Facts
The assessee filed appeals against the impugned orders confirming the disallowance of deduction under section 80P by the AO/CPC via intimation under section 143(1) for AY 2013-14 and 2014-15. The CIT(A) had dismissed the appeal on grounds of delay.
Held
The Tribunal held that the disallowance made by the CPC was beyond the scope of section 143(1) as it existed prior to April 1, 2021. The return of income was filed within the due date for a cooperative society. Therefore, the adjustment was not permissible.
Key Issues
Whether the adjustment made by CPC under section 143(1) disallowing deduction under section 80P was permissible for AY 2013-14 and 2014-15.
Sections Cited
143(1), 80P, 80P(2)(d), 139(1)
AI-generated summary — verify with the full judgment below
Income Tax Appellate Tribunal, ‘C’ BENCH
आदेश / O R D E R PER AMIT SHUKLA (J.M): The aforesaid appeals have been filed by the assessee against separate impugned order of even date 10/05/2024, by Addl./JCIT (A)-9,Delhi in relation to the adjustment made u/s.143(1) for the A.Y.2013-14 and 2014-15.
The common ground raised
by the assessee in both the years are that the ld. CIT(A) has erred in confirming the action of the ld. AO / CPC in disallowing the deduction u/s.80P vide intimation u/s.143(1) and thereby confirming the deduction of Rs.4,91,145/- in A.Y.2013-14 and Rs.9,84,335/- in A.Y.2014-15.
3. It is seen that ld. CIT (A) has dismissed the appeal on the ground of delay that appeal has been filed belatedly. Before us, ld. Counsel submitted that intimation was dated 21/07/2014, however, assessee did not receive any such intimation and same was provided to the assessee on 02/02/2020. Once assessee itself has not received the intimation in the year 2014 and it is only when assessee made a request, then second intimation was issued and provided to the assessee. Thus, when assessee did not receive the intimation, then we hold that there was no delay in filing of the appeal before the ld. CIT (A) as intimation order was served to the assessee on 02/02/2020 and appeal was filed on 14/02/2020.
4. On merits, it is seen that that the CPC has made adjustment u/s.80P of Rs.4,91,145/- in A.Y.2013-14 and Rs.9,84,335/- in A.Y.2014-15 by disallowing the claim of deduction u/s.80P(2)(d).
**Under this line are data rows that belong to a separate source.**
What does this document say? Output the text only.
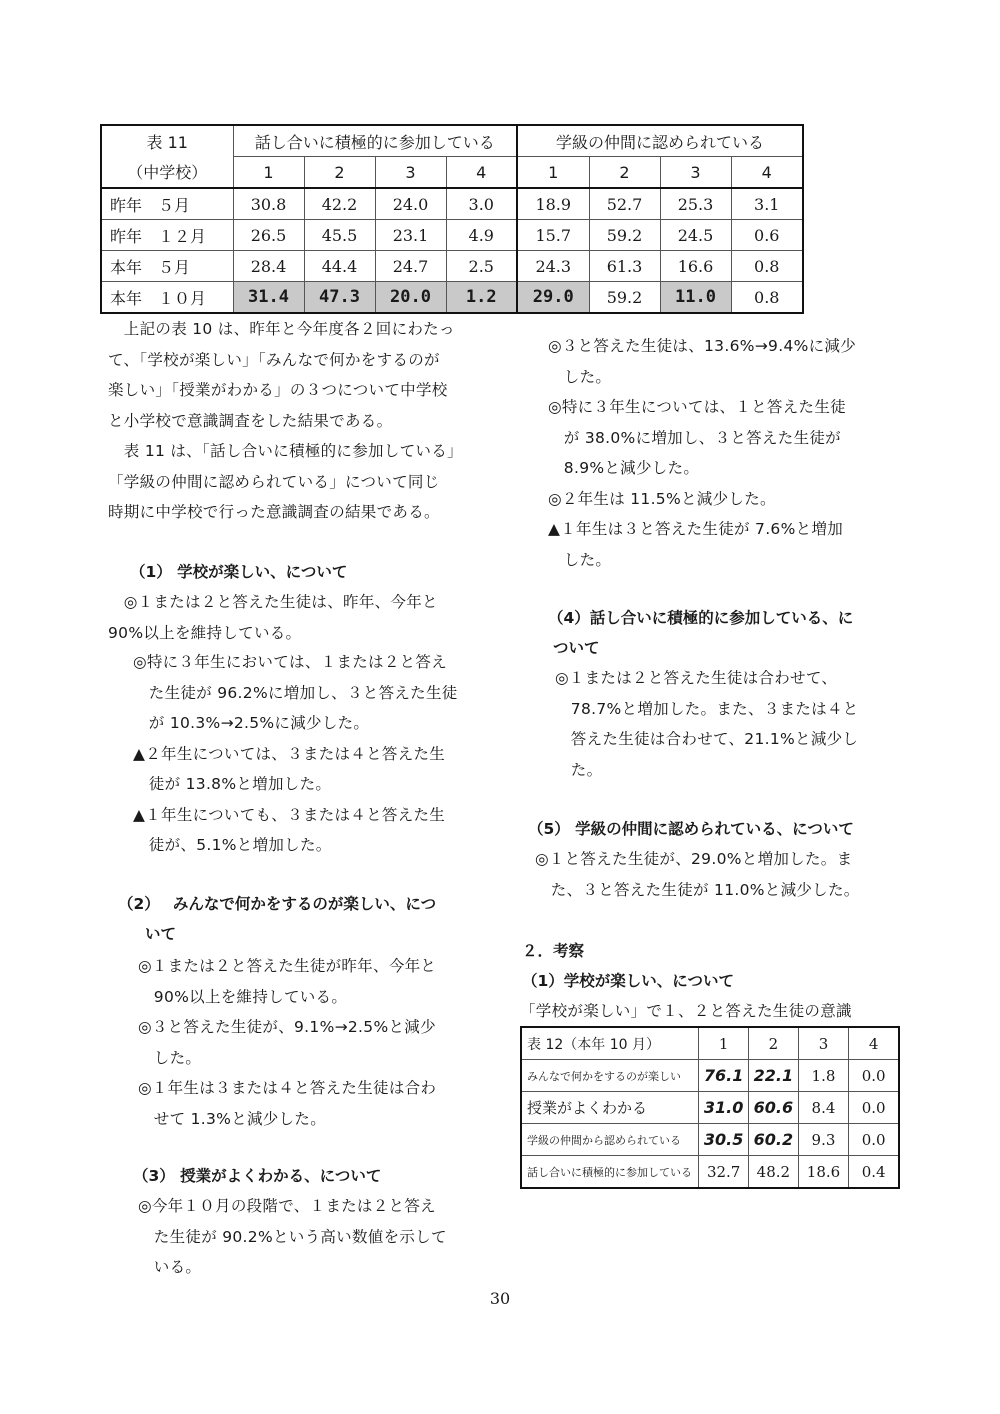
表 11	話し合いに積極的に参加している				学級の仲間に認められている			
（中学校）	1	2	3	4	1	2	3	4
昨年　５月	30.8	42.2	24.0	3.0	18.9	52.7	25.3	3.1
昨年　１２月	26.5	45.5	23.1	4.9	15.7	59.2	24.5	0.6
本年　５月	28.4	44.4	24.7	2.5	24.3	61.3	16.6	0.8
本年　１０月	31.4	47.3	20.0	1.2	29.0	59.2	11.0	0.8
　上記の表 10 は、昨年と今年度各２回にわたっ
て、「学校が楽しい」「みんなで何かをするのが
楽しい」「授業がわかる」の３つについて中学校
と小学校で意識調査をした結果である。
　表 11 は、「話し合いに積極的に参加している」
「学級の仲間に認められている」について同じ
時期に中学校で行った意識調査の結果である。
（1） 学校が楽しい、について
　◎１または２と答えた生徒は、昨年、今年と
90%以上を維持している。
◎特に３年生においては、１または２と答え
　た生徒が 96.2%に増加し、３と答えた生徒
　が 10.3%→2.5%に減少した。
▲２年生については、３または４と答えた生
　徒が 13.8%と増加した。
▲１年生についても、３または４と答えた生
　徒が、5.1%と増加した。
（2）　 みんなで何かをするのが楽しい、につ
いて
◎１または２と答えた生徒が昨年、今年と
　90%以上を維持している。
◎３と答えた生徒が、9.1%→2.5%と減少
　した。
◎１年生は３または４と答えた生徒は合わ
　せて 1.3%と減少した。
（3） 授業がよくわかる、について
◎今年１０月の段階で、１または２と答え
　た生徒が 90.2%という高い数値を示して
　いる。
◎３と答えた生徒は、13.6%→9.4%に減少
　した。
◎特に３年生については、１と答えた生徒
　が 38.0%に増加し、３と答えた生徒が
　8.9%と減少した。
◎２年生は 11.5%と減少した。
▲１年生は３と答えた生徒が 7.6%と増加
　した。
（4）話し合いに積極的に参加している、に
ついて
◎１または２と答えた生徒は合わせて、
　78.7%と増加した。また、３または４と
　答えた生徒は合わせて、21.1%と減少し
　た。
（5） 学級の仲間に認められている、について
◎１と答えた生徒が、29.0%と増加した。ま
　た、３と答えた生徒が 11.0%と減少した。
２．考察
（1）学校が楽しい、について
「学校が楽しい」で１、２と答えた生徒の意識
表 12（本年 10 月）	1	2	3	4
みんなで何かをするのが楽しい	76.1	22.1	1.8	0.0
授業がよくわかる	31.0	60.6	8.4	0.0
学級の仲間から認められている	30.5	60.2	9.3	0.0
話し合いに積極的に参加している	32.7	48.2	18.6	0.4
30
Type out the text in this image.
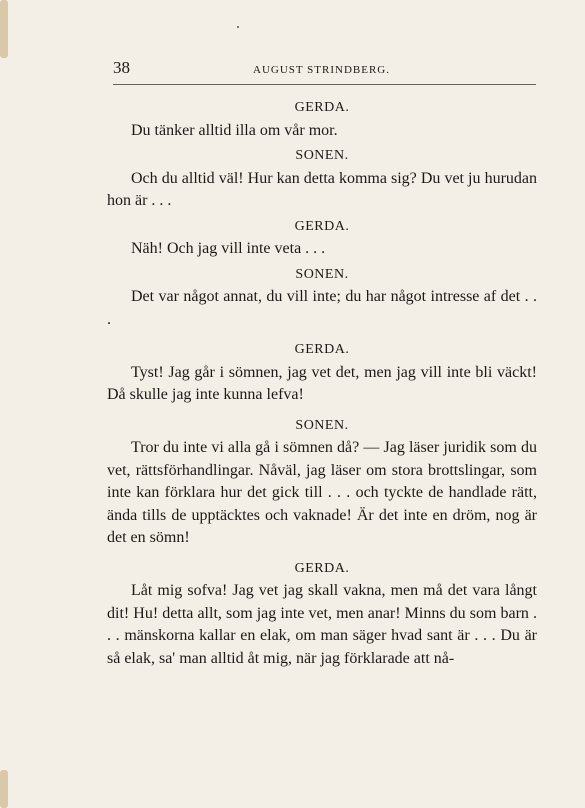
38	AUGUST STRINDBERG.

GERDA.

Du tänker alltid illa om vår mor.

SONEN.

Och du alltid väl! Hur kan detta komma sig? Du vet ju hurudan hon är . . .

GERDA.

Näh! Och jag vill inte veta . . .

SONEN.

Det var något annat, du vill inte; du har något intresse af det . . .

GERDA.

Tyst! Jag går i sömnen, jag vet det, men jag vill inte bli väckt! Då skulle jag inte kunna lefva!

SONEN.

Tror du inte vi alla gå i sömnen då? — Jag läser juridik som du vet, rättsförhandlingar. Nåväl, jag läser om stora brottslingar, som inte kan förklara hur det gick till . . . och tyckte de handlade rätt, ända tills de upptäcktes och vaknade! Är det inte en dröm, nog är det en sömn!

GERDA.

Låt mig sofva! Jag vet jag skall vakna, men må det vara långt dit! Hu! detta allt, som jag inte vet, men anar! Minns du som barn . . . mänskorna kallar en elak, om man säger hvad sant är . . . Du är så elak, sa' man alltid åt mig, när jag förklarade att nå-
Before us, it has been contended that, the said adjustment u/s. 80P in A.Y.2013-14 and 2014-15 could not have been made because there was no such provision to make such adjustment and this issue is covered by the judgment of Co-ordinate Bench in the case of Chandralok Co-operative Housing Society Limited & 3462/MUM/2024 Chheda Heights Co. op Hsg. Soc. Ltd. in dated 28/06/2024 wherein the Tribunal observed as under:- “6. Be that as may be the scope of adjustment u/s.143(1)(a) provides that adjustment can be made from Clause (i) to (vi). Sub- clause (v) which existed prior to 01/04/2021 only permitted adjustment u/s.10AA, 80AIA, 80IAB, 80IB, 80IC, 80ID or Section 80IE. There was no scope of making any prima facie adjustment u/s.80P. The amendment was brought in the statute to include Section 10AA or under any provision of Chapter VIA if the return of income has been furnished beyond the due date specified under sub-section (1) of Section 139. Thus, prior to A.Y. 2021-22, no such adjustment could have been made. Moreover, here in this case as held above, the return of income was furnished within the due date prescribed u/s.139(1). Thus, the entire disallowance was beyond the scope of Section 143(1) itself. Accordingly, the disallowance made by the CPC and as confirmed by the ld. CIT(A) is set aside and assessee is entitled for reduction u/s.80P.”
5. Here in this case, due to date of filing of return was 30th September 2013 and 30th September 2014, whereas the CPC has made the adjustment on the ground that return itself has been filed belatedly treating the due date as 31st July. First of all, once it is a co-operative society, then it is required to file the audit report for which different time limit has been provided for filing the return of income under the Act, i.e., 30th September. Thus, this cannot be the ground for disallowing the claim of deduction. In any case, as held by the Tribunal in the aforesaid case prior to A.Y.2021-22, no such adjustment could have been made within the scope of Section 143(1). Accordingly, the adjustment made by the CPC is deleted for both the years.
In the result, both the appeals of the assessee are allowed. Order pronounced on 31st December, 2024.